Weltpolitik

Puigdemont kündigt katalanische Exilregierung in Belgien an

Kataloniens nach Belgien geflüchteter Separatistenführer Carles Puigdemont hat am Dienstagabend eine Art "Parallelregierung" angekündigt. Der ehemalige Ministerpräsident der spanischen Konfliktregion wolle aus seinem belgischen "Exil" mit einem sogenannten "Rat der Republik" den Unabhängigkeitsprozess vorantreiben und der offiziellen Regierung in Barcelona Anweisungen geben.
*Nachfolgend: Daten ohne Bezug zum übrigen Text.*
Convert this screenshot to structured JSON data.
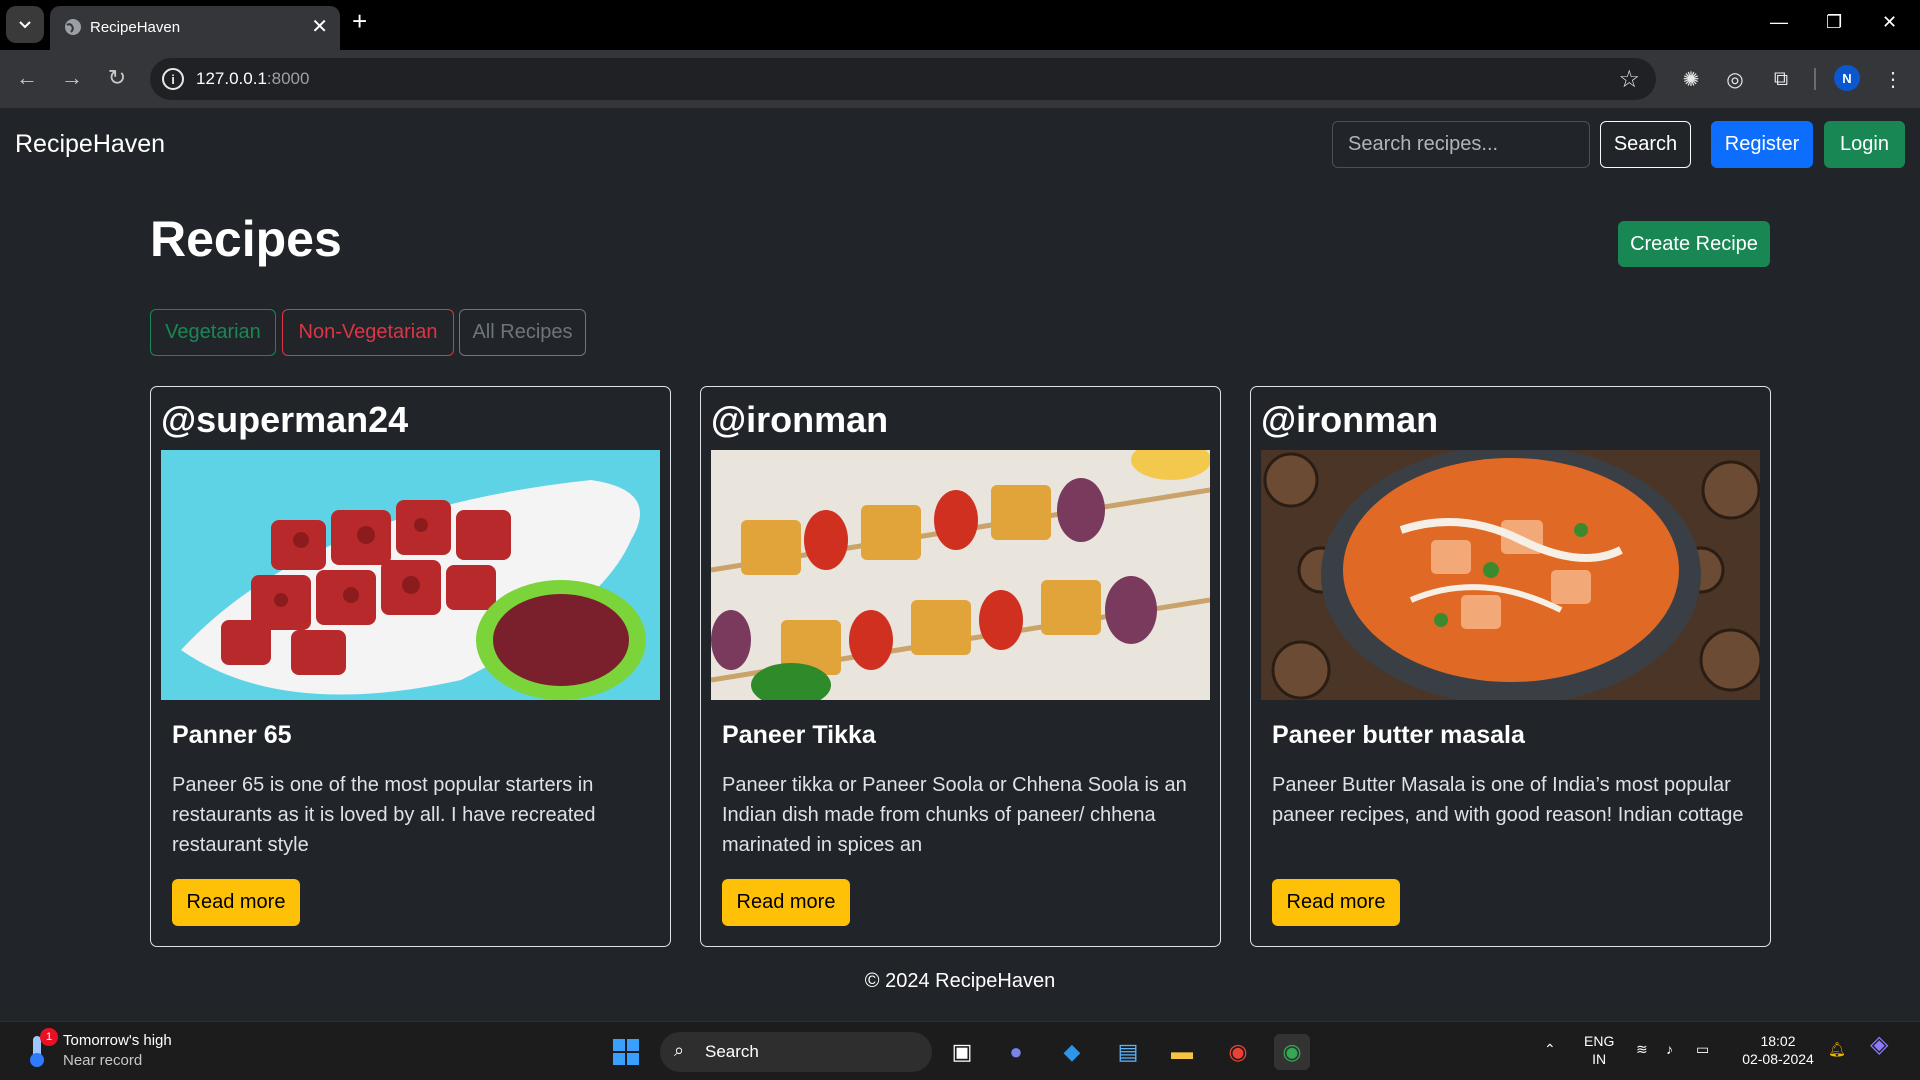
{
  "browser": {
    "tab_title": "RecipeHaven",
    "url_host": "127.0.0.1",
    "url_port": ":8000"
  },
  "nav": {
    "brand": "RecipeHaven",
    "search_placeholder": "Search recipes...",
    "search_label": "Search",
    "register_label": "Register",
    "login_label": "Login"
  },
  "main": {
    "title": "Recipes",
    "create_label": "Create Recipe",
    "filters": {
      "veg": "Vegetarian",
      "nonveg": "Non-Vegetarian",
      "all": "All Recipes"
    },
    "cards": [
      {
        "user": "@superman24",
        "title": "Panner 65",
        "text": "Paneer 65 is one of the most popular starters in restaurants as it is loved by all. I have recreated restaurant style",
        "read_more": "Read more"
      },
      {
        "user": "@ironman",
        "title": "Paneer Tikka",
        "text": "Paneer tikka or Paneer Soola or Chhena Soola is an Indian dish made from chunks of paneer/ chhena marinated in spices an",
        "read_more": "Read more"
      },
      {
        "user": "@ironman",
        "title": "Paneer butter masala",
        "text": "Paneer Butter Masala is one of India’s most popular paneer recipes, and with good reason! Indian cottage",
        "read_more": "Read more"
      }
    ]
  },
  "footer": {
    "text": "© 2024 RecipeHaven"
  },
  "taskbar": {
    "weather_badge": "1",
    "weather_line1": "Tomorrow's high",
    "weather_line2": "Near record",
    "search_label": "Search",
    "lang_line1": "ENG",
    "lang_line2": "IN",
    "time": "18:02",
    "date": "02-08-2024"
  },
  "colors": {
    "primary": "#0d6efd",
    "success": "#198754",
    "danger": "#dc3545",
    "warning": "#ffc107",
    "secondary": "#6c757d",
    "page_bg": "#212529"
  }
}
Puigdemont gründete bereits eine neue Separatistenbewegung SN/APA (AFP)/JOHN THYS
Puigdemont gründete bereits eine neue Separatistenbewegung

Wie spanische Medien am Mittwoch berichten, schaltete sich Puidgemont per Videokonferenz der offiziellen Vorstellung der "Parallelregierung" im Sant-Jordi-Palast der Regionalregierung in Barcelona zu. Kataloniens amtierender Ministerpräsident Quim Torra erklärte immer wieder, er sei nur eine Art Vertreter oder Platzhalter für Kataloniens eigentlichen, legitimen Regierungschef - Carles Puigdemont.

Dem "Rat der Republik" gehören neben Puigdemont als Vorsitzendem auch andere nach Belgien geflüchtete ehemalige Abgeordnete an. Nach dem von spanischen Verfassungsgericht für illegal erklärten Unabhängigkeitsreferendum vom 1. Oktober 2017 und der Ausrufung der Katalanischen Republik am 27. Oktober 2017 flohen Puigdemont und zahlreiche Mitglieder seiner ehemaligen Regionalregierung vor der spanischen Justiz ins Ausland. Unterdessen sitzen 17 ehemalige Regierungsmitglieder und separatistische Aktivisten seit einem Jahr in Untersuchungshaft. Ihnen soll ab Mitte Jänner der Prozess wegen Rebellion, zivilem Ungehorsam und Veruntreuung öffentlicher Gelder gemacht werden. Ihnen drohen bis zu 25 Jahren Haft.

Sollten Puigdemont und seine Weggefährten nach Spanien zurückkehren, droht auch ihnen ein Strafverfahren wegen Rebellion. Die belgische Justiz weigert sich jedoch seit über einem Jahr, Puigdemont nach Spanien auszuliefern.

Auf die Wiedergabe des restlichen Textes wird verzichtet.